Jackman, however, believes the hiring of South Africa’s two-time World Cup-winning head coach, Jacques Nienaber, could swing those fine margins in Leinster’s favour this Saturday.

He, Murray Kinsella and host Gavan Casey discussed on the podcast how Leinster have become more economical this season, scoring tries with less work but equally growing more comfortable without the ball — so much so that Leicester had more possession, and more territory to boot, in their 36-22 defeat to the eastern province on Saturday.

Jackman said of Nienaber: “He was the guy they needed. They didn’t need him to be top of the table in the URC. They could do that with Stuart [Lancaster] or they could do that without Stuart. That’s just the reality of how loaded they are in terms of quality.

“They need him to get them over the line in the Champions Cup. And it might be only 1%. But I think it comes down to this [game].

“And you might say, ‘Oh, it’s early, he only came after the World Cup, it’ll be next year before we see the best of him,’ et cetera, and I don’t doubt that.

“But they really need him this weekend to give them the confidence that they can win in knockout rugby.”

Jackman added that La Rochelle “looked comfortable against the Stormers even though they were 16-0 down”.

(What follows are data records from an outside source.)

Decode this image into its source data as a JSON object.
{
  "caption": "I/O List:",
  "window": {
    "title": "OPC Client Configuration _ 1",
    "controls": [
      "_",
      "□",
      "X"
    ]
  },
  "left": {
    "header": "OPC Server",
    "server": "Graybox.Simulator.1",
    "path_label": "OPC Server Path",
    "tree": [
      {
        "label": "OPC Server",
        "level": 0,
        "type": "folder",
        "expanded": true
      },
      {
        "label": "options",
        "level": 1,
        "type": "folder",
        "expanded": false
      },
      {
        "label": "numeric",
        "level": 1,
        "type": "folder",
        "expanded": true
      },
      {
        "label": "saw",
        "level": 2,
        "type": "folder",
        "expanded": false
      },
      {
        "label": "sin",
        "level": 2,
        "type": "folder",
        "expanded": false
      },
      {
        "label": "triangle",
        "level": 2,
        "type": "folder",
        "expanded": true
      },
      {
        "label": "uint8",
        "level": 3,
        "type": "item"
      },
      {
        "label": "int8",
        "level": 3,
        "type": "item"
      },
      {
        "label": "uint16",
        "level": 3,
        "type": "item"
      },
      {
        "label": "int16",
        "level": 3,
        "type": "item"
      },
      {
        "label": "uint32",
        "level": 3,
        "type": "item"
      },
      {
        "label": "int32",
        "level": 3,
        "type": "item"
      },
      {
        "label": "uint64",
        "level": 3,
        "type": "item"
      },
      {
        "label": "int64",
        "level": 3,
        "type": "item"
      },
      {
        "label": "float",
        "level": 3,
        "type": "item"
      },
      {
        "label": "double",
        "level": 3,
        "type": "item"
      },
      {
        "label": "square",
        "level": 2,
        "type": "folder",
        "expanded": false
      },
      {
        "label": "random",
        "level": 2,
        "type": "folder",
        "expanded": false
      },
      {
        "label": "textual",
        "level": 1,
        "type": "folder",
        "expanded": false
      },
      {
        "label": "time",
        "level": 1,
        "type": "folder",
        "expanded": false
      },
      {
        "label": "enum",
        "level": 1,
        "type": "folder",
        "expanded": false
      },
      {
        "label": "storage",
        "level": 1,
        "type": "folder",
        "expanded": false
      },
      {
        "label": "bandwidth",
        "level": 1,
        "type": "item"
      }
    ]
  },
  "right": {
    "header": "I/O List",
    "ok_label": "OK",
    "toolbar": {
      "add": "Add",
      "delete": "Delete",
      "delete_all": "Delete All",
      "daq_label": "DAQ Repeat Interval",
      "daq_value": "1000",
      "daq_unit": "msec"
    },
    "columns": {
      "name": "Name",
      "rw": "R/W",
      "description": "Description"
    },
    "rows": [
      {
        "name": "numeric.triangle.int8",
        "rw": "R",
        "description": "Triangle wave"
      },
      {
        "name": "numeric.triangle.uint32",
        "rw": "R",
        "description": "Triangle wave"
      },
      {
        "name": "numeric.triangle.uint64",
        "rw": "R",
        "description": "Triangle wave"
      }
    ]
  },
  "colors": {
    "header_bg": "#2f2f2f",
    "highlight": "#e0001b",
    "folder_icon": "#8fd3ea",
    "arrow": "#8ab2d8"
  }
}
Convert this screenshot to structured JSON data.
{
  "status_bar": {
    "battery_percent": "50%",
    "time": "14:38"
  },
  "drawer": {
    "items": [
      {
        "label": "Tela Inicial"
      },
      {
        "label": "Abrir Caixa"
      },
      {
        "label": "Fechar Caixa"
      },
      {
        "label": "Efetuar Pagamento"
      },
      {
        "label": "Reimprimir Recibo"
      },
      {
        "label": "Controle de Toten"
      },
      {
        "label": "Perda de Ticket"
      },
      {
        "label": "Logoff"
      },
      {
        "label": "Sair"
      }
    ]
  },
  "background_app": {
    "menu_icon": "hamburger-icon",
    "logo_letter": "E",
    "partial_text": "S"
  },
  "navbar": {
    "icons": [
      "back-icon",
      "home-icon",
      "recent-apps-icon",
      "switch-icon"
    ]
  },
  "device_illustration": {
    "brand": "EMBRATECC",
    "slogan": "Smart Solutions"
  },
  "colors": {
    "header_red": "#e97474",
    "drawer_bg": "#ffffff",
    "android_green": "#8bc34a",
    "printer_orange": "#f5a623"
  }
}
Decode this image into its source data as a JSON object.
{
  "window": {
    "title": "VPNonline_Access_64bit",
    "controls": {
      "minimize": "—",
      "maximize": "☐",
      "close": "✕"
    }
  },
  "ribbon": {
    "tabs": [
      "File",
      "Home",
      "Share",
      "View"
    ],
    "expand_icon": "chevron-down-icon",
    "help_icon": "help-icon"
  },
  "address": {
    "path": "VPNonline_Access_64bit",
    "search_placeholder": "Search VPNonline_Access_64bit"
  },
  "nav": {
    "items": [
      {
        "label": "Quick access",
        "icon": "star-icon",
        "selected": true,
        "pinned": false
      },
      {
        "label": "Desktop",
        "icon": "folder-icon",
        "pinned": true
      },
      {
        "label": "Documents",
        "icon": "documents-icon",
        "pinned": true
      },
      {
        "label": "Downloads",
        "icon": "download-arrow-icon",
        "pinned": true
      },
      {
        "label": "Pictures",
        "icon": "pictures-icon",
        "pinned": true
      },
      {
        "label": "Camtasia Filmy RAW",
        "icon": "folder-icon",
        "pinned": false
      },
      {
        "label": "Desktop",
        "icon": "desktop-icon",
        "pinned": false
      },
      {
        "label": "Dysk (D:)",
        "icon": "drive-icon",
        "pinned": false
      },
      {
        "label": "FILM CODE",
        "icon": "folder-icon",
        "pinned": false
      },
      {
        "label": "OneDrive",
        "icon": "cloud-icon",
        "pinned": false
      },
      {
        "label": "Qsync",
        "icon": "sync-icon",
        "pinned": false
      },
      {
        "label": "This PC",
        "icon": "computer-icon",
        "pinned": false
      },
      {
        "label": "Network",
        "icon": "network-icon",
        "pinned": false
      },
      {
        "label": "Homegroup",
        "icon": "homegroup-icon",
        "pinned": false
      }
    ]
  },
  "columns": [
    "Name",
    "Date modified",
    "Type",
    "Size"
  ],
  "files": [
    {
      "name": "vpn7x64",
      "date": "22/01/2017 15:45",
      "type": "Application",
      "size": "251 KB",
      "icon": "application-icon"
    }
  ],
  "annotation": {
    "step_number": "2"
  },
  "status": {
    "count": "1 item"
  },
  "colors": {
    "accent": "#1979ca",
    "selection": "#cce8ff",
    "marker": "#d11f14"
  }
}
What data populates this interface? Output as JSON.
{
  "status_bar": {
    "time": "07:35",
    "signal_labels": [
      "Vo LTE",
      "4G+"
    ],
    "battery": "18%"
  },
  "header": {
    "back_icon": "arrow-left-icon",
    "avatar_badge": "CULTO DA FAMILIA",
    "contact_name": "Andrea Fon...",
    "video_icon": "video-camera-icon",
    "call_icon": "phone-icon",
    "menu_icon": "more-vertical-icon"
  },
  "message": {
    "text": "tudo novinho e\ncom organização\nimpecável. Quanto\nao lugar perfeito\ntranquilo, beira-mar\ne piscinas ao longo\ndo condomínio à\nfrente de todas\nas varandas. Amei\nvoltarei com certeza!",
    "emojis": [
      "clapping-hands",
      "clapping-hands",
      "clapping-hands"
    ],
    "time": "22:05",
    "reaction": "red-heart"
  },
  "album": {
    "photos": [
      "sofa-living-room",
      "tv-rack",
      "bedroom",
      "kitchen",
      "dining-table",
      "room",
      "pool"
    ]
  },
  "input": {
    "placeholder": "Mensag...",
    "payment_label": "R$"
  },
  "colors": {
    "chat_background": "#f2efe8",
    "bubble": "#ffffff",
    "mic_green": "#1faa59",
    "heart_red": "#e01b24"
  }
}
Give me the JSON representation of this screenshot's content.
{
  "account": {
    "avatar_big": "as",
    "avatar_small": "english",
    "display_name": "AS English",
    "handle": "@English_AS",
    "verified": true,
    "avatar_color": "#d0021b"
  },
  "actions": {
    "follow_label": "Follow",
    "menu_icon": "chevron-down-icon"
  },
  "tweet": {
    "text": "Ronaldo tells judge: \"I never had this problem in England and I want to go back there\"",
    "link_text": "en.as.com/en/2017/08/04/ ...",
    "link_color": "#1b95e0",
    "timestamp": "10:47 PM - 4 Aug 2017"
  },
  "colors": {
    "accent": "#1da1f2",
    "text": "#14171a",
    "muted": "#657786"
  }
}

“At the end, obviously, they were on their own line,” he said. “They never really panicked.

“South Africans have that ability as well. They won their [World Cup] quarter-final, semi-final and final, winning by a point in each game, and yet you never thought they were that close in terms of how they acted.

“I think Leinster, to be fair, are getting practice at that just by nature of the fact that their performances haven’t been really convincing. They went behind against Leicester, they went behind against the Bulls, and haven’t really panicked — which is a good thing.”